Yan and Zhou offered cash bribes and incentives to legislators to support the proposed bill. Despite initial failures, they continued their bribery efforts, and in 2020, the legislature passed a resolution endorsing their plan, with the support of officials who had received bribes. A BBC report stated that lawmakers received bribes ranging from $7,000 to $22,000. In 2023, the U.S. State Department blacklisted former president Kessai Note and Senator Mark Halferty, then incumbent senator, for their involvement in the aborted anomalous project. During the U.S. indictment of Yan and Zhou, at least six members of the Marshallese parliament were also implicated.

The Rongelap affair is part of increasing foreign interference in the Marshall Islands, particularly from Chinese and Taiwanese actors. As early as 2005, for example, the Marshall Islands Journal reported that government officials were already accepting pay-offs from Chinese sources, who aimed to re-establish Marshall Islands’ relations with China. The report alleged that several elected members of the United Democratic Party began receiving bribes beginning December 2005. Senators and Cabinet ministers were implicated in exchange for endorsements of a return to diplomatic ties with China.
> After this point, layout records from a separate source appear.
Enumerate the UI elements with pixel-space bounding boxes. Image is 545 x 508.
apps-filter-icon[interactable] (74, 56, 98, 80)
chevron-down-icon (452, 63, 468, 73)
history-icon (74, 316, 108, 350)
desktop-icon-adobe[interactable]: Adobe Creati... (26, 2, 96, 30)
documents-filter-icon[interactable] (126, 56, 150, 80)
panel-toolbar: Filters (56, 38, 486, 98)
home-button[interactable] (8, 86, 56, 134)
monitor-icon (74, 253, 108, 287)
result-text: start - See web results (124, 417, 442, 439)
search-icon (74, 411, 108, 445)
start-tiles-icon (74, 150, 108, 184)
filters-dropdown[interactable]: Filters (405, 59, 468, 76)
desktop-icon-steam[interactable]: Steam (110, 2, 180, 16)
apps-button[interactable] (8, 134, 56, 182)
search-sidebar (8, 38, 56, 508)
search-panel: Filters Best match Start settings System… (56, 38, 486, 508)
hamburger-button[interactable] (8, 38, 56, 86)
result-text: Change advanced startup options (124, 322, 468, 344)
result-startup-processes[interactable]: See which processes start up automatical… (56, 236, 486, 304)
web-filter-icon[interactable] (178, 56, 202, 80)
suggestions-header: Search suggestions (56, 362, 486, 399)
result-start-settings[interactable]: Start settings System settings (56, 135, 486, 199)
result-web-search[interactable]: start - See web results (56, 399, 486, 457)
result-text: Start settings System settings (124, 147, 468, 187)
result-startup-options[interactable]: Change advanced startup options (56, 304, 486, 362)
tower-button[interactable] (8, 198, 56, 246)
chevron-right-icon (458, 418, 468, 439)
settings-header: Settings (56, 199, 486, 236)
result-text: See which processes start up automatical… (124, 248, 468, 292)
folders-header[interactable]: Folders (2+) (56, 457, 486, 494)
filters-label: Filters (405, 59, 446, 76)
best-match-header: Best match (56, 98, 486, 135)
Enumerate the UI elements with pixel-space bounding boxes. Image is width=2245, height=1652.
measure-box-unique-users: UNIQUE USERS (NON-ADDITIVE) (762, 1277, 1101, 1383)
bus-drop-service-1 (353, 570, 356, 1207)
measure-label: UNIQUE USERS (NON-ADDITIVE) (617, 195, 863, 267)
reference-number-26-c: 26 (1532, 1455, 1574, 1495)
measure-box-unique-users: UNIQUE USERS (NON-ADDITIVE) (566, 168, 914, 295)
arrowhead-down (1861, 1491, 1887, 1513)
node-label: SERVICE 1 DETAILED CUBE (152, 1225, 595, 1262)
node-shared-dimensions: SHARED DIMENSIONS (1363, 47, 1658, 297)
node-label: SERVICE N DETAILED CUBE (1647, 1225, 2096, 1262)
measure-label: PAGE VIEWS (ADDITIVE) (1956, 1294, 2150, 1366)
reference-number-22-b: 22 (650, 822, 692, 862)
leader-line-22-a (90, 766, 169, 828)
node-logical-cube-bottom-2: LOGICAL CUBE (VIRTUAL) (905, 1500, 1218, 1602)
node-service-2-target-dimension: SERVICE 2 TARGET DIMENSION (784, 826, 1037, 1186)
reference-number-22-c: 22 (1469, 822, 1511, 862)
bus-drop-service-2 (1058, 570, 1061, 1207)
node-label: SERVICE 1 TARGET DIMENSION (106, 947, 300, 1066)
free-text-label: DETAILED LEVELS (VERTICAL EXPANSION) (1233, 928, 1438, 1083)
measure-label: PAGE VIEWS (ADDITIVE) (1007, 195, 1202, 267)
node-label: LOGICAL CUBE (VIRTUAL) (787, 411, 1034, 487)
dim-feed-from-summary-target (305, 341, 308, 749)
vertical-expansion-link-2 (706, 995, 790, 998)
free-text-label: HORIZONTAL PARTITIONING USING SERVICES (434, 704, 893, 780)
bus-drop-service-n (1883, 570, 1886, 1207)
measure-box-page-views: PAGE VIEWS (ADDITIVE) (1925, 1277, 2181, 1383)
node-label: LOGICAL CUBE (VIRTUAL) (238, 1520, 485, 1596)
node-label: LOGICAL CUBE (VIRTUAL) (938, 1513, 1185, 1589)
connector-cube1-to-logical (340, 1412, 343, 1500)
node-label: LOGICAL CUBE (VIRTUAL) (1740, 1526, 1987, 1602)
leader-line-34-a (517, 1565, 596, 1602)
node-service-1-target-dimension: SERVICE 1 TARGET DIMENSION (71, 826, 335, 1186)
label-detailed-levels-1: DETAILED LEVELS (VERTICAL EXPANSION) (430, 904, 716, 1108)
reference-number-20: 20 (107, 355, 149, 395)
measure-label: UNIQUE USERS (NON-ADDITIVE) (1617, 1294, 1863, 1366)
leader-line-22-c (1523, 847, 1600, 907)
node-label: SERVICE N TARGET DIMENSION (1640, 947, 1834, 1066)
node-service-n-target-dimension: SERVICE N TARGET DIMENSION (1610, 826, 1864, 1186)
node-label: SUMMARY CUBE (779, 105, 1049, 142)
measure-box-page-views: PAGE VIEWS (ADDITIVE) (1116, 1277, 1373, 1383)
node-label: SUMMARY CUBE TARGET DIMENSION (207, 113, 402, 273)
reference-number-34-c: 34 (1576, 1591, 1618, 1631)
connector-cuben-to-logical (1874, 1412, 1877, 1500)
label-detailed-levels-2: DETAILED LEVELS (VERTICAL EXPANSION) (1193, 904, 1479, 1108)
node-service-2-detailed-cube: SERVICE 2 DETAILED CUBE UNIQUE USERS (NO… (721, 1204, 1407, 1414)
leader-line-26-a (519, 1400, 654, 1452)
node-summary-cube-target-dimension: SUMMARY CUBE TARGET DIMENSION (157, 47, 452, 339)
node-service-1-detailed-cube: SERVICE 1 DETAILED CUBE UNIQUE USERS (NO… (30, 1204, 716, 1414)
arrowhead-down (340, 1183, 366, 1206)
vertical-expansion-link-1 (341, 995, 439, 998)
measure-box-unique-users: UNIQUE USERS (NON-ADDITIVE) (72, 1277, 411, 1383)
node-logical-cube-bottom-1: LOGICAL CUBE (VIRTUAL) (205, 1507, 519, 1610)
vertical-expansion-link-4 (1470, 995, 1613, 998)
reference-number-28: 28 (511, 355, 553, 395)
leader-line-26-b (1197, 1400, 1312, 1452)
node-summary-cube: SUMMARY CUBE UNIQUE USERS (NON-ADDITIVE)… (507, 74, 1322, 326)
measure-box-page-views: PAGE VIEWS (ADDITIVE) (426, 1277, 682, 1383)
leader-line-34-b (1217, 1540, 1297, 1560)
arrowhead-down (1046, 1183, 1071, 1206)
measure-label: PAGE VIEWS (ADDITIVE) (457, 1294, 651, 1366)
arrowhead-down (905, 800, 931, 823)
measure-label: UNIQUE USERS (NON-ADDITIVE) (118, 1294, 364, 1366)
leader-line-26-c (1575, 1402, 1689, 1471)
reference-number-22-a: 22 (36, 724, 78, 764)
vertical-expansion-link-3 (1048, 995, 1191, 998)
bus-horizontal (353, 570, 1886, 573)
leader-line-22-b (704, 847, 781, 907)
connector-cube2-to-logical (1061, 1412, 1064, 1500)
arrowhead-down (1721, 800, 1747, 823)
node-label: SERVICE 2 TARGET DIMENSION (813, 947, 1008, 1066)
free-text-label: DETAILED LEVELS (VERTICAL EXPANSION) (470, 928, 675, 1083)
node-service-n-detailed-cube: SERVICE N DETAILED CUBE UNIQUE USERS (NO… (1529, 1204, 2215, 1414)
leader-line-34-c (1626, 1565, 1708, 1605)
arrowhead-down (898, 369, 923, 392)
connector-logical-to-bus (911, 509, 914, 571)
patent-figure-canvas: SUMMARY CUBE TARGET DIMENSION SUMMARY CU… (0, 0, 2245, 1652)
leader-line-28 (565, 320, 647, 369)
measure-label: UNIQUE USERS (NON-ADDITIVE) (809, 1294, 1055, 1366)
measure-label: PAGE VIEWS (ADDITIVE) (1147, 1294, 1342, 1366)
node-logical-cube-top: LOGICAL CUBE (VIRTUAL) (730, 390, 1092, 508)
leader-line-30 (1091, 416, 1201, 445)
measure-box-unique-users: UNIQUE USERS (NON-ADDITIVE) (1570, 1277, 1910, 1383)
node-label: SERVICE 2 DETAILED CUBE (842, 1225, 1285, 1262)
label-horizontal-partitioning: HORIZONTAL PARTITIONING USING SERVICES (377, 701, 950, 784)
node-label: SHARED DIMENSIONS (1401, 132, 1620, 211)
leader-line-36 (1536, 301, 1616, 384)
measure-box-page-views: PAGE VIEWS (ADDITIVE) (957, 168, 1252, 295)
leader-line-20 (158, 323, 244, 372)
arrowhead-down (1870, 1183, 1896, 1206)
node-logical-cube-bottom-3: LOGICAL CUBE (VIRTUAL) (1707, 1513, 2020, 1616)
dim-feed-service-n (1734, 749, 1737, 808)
==Anti-corruption initiatives==
Marshall Islands has made efforts to combat corruption through legislative reforms and international cooperation. One key effort has been the adoption on November 11, 2011, of the United Nations Convention against Corruption (UNCAC), which provides a framework for strengthening legal and institutional measures to combat corruption. The government has also worked with international organizations, such as the United Nations Pacific Regional Anti-Corruption (UN-PRAC) Project, to enhance anti-corruption policies and promote ethical governance. Despite these efforts, challenges remain, particularly in enforcing anti-corruption measures and ensuring compliance with international standards.